OBJECTIVE: We investigated the surgical anatomy and technical nuances for endonasally increasing the surgical corridor at the FM region both laterally and inferiorly. Unique to our report, we quantified the amount of required medial condyle resection to obtain exposure of the lateral aspects of the FM.
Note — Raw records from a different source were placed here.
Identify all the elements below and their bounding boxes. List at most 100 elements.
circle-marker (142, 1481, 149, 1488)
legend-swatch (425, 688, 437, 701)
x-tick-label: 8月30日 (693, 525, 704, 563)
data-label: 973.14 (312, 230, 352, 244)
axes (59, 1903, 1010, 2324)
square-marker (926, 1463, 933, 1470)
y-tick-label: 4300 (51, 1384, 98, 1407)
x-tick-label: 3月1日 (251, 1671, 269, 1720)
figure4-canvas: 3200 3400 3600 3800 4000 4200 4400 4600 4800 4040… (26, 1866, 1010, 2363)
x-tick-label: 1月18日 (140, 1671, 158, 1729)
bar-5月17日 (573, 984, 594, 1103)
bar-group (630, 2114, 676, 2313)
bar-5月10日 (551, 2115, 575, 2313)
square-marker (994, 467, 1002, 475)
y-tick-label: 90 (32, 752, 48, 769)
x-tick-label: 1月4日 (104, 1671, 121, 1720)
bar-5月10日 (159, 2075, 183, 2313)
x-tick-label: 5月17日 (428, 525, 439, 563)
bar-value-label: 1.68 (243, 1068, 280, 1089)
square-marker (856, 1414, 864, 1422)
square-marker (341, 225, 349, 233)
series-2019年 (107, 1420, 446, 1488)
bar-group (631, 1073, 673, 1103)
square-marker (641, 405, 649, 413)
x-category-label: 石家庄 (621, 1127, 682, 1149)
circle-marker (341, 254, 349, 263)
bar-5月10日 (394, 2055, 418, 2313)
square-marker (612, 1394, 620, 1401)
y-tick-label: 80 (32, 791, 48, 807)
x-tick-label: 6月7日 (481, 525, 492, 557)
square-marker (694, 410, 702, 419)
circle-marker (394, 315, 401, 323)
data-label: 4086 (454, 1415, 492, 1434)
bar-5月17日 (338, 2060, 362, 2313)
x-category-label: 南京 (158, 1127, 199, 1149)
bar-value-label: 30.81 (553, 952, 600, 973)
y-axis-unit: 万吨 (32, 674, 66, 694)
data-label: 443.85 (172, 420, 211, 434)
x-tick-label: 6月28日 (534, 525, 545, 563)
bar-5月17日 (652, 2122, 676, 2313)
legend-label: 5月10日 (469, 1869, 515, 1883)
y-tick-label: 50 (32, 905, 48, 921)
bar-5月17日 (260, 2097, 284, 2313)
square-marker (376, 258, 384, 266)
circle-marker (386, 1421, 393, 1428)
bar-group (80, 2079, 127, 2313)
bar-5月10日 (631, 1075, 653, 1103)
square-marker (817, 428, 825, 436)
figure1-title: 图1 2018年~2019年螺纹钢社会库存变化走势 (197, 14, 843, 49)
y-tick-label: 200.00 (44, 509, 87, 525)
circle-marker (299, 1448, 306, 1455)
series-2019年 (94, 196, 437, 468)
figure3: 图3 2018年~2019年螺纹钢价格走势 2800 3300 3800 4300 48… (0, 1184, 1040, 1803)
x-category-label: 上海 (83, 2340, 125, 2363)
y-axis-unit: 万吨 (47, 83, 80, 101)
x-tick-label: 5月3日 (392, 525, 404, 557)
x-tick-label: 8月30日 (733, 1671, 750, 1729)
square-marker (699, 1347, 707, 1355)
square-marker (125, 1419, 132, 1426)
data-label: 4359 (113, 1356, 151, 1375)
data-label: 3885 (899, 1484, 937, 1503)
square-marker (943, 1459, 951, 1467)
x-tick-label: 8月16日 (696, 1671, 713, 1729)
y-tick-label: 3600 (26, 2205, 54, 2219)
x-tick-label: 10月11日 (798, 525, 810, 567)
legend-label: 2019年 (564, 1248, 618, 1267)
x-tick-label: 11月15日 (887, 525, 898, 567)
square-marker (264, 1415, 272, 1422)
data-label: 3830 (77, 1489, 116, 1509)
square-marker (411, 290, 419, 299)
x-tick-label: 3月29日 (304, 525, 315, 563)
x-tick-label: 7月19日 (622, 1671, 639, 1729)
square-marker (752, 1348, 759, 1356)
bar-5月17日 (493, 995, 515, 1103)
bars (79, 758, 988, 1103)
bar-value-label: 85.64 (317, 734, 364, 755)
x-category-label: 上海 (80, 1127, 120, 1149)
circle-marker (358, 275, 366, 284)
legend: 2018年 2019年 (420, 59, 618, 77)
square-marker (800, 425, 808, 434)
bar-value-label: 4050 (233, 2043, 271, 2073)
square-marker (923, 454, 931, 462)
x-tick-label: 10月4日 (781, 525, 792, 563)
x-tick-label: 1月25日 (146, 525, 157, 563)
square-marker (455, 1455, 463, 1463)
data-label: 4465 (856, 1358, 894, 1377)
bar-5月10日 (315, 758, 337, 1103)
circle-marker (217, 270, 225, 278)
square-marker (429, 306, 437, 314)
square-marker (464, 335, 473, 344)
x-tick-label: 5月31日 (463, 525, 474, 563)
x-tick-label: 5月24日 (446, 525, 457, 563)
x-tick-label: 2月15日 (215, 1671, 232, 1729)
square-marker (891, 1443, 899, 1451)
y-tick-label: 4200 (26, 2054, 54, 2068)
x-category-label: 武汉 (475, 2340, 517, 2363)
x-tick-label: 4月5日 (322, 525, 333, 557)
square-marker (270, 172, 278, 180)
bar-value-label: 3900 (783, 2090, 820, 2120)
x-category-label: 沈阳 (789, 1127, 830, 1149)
METHODS: Five fresh human head silicone-injected specimens underwent endonasal inferior transclival, transcondylar approaches. The lateral limit of medial condyle resection was defined using a vertical line extending inferiorly from foramen lacerum and its intersection with the occipital condyle. The condylectomy was limited posteriorly by the cortical bone surrounding the hypoglossal canal. The volume of the resected condyle (cubic centimeters) for 10 sides was measured using the pre- and postdissection computed tomography-volumetric analysis.

RESULTS: The mean percentage condylar volume resected during a unilateral medial condylectomy was 18% (9.7%-28.3%). The surgical corridor was extended inferiorly in all specimens without violating the transverse ligament by drilling the superior aspects of C1 anterior arch and the exposed odontoid tip. These operative nuances were successfully applied in the operating room.

CONCLUSION: Anatomical landmarks can reliably guide an endonasal anteromedial condyle resection. Minimal condyle resection is required to widen lateral access at the FM, which minimizes the risk of craniocervical instability.